Since the center opened in March 2012, 76 people have completed the program; the organization’s budget allows for 20-25 participants at a time.

From fresh coats of paint to attractive landscaping in its front and rear courtyards, Five Star has undergone a makeover since obtaining a new name in the wake of the Allied Veterans of the World gambling scandal. Fifty-seven people tied to the organization, which was separate from the center, were arrested in March 2013 in a $300 million money laundering investigation.

Donors, volunteers, board members and the center’s small staff have rallied to assure that Five Star’s mission is accomplished, said center CEO Len Loving, a retired Marine colonel.

“Basically, we’re here to provide veterans in need a safe and secure environment so that they can try to mend the deficiencies in their life,” he said.

Iraq war veteran Patron Watson, 39, says he is enjoying Five Star’s hot meals, cable television, computer lab, gym and friendly environment. He has been diagnosed with a brain injury and PTSD. Watson is a former Army specialist and current National Guard member who was sleeping in his truck two weeks ago.

Watson says it’s his aim for his stay at Five Star to be as abbreviated as possible.

“Basically, it provides me with a peaceful place to be while I try to get a job and take care of other issues,” he said.

Watson and Heeter say they don’t plan to participate in Veterans Day activities today. The annual observance is bittersweet for them.

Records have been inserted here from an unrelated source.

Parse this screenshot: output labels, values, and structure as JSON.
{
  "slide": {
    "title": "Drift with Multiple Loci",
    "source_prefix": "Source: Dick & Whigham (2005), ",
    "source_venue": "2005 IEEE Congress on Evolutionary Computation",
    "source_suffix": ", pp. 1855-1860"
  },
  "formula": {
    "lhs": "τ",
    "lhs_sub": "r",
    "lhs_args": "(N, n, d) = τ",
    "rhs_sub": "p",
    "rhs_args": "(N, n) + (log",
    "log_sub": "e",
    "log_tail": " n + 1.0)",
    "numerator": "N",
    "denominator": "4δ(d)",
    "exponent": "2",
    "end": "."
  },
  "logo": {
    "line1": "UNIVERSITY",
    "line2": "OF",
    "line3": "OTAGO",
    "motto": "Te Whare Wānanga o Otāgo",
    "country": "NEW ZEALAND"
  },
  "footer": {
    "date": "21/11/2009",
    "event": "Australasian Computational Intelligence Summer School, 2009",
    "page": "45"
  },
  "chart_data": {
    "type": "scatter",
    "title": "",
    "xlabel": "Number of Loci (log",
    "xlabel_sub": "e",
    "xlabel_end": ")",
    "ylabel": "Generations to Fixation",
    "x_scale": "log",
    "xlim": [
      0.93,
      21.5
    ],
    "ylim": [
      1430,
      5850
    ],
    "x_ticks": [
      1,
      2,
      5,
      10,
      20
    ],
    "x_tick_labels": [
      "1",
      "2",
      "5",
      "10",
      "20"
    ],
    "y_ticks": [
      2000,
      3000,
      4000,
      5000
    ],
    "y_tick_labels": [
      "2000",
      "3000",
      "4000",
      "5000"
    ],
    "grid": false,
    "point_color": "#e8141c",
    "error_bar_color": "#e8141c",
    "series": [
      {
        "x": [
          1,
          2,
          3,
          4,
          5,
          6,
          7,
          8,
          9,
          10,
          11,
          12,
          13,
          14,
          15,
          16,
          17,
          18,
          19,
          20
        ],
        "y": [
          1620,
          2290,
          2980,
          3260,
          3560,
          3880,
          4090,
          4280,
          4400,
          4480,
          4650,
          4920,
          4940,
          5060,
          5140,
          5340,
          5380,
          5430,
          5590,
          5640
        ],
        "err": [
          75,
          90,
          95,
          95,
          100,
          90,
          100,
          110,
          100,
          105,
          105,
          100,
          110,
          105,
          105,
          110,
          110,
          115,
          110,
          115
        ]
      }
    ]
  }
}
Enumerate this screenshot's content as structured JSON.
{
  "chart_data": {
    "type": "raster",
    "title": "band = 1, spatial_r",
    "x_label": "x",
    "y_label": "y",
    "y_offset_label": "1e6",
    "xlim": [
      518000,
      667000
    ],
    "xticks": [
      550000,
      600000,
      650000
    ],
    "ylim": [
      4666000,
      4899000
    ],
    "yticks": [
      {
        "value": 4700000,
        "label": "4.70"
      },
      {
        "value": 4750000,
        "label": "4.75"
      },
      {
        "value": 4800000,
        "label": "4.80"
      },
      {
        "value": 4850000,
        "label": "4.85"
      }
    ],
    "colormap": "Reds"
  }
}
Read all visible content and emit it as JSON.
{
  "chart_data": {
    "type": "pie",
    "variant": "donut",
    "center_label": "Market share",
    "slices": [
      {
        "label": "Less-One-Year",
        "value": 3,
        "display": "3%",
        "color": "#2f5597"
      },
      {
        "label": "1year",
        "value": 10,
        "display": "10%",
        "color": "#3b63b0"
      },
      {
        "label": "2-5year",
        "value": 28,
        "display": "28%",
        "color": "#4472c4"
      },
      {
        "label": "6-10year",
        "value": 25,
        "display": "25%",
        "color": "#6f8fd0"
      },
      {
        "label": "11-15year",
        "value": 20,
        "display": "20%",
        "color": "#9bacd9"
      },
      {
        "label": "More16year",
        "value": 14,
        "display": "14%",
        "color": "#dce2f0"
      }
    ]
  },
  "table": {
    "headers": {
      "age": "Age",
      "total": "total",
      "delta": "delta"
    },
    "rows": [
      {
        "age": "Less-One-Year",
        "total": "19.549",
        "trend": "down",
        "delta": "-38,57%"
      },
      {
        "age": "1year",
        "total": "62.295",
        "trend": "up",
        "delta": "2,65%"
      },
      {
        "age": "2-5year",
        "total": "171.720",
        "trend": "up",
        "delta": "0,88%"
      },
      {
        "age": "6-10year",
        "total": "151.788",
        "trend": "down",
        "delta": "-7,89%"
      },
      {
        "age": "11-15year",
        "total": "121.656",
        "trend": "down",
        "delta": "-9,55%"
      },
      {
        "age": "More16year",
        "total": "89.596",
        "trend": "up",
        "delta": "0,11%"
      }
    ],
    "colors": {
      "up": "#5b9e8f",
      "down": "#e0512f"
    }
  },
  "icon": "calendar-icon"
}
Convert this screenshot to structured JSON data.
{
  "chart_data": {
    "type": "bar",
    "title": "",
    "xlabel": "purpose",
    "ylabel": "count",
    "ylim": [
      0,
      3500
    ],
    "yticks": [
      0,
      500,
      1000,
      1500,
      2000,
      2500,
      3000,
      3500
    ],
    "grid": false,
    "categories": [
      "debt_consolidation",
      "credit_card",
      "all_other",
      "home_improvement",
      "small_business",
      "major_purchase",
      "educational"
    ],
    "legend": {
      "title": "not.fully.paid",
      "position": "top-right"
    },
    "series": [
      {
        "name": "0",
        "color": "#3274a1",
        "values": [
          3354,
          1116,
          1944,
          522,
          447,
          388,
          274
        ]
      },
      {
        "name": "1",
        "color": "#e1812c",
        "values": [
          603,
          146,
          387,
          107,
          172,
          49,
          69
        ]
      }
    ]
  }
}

“I just wish the average veteran knew the real reason they can ride around free on Veterans Day,” Heeter said. “I’m not saying I’m special — that I’m better than anyone else. But it’s people like me and my brother that go over to Iraq and Afghanistan and the other theaters of war that protect the freedoms we all have.

“People die for those freedoms and people just don’t realize that enough. It’s frustrating.”

Still, Heeter says each new day seems to be bringing him some solace.

“I used to lay in bed with a gun stuck to my head,” he said. “Now I don’t.”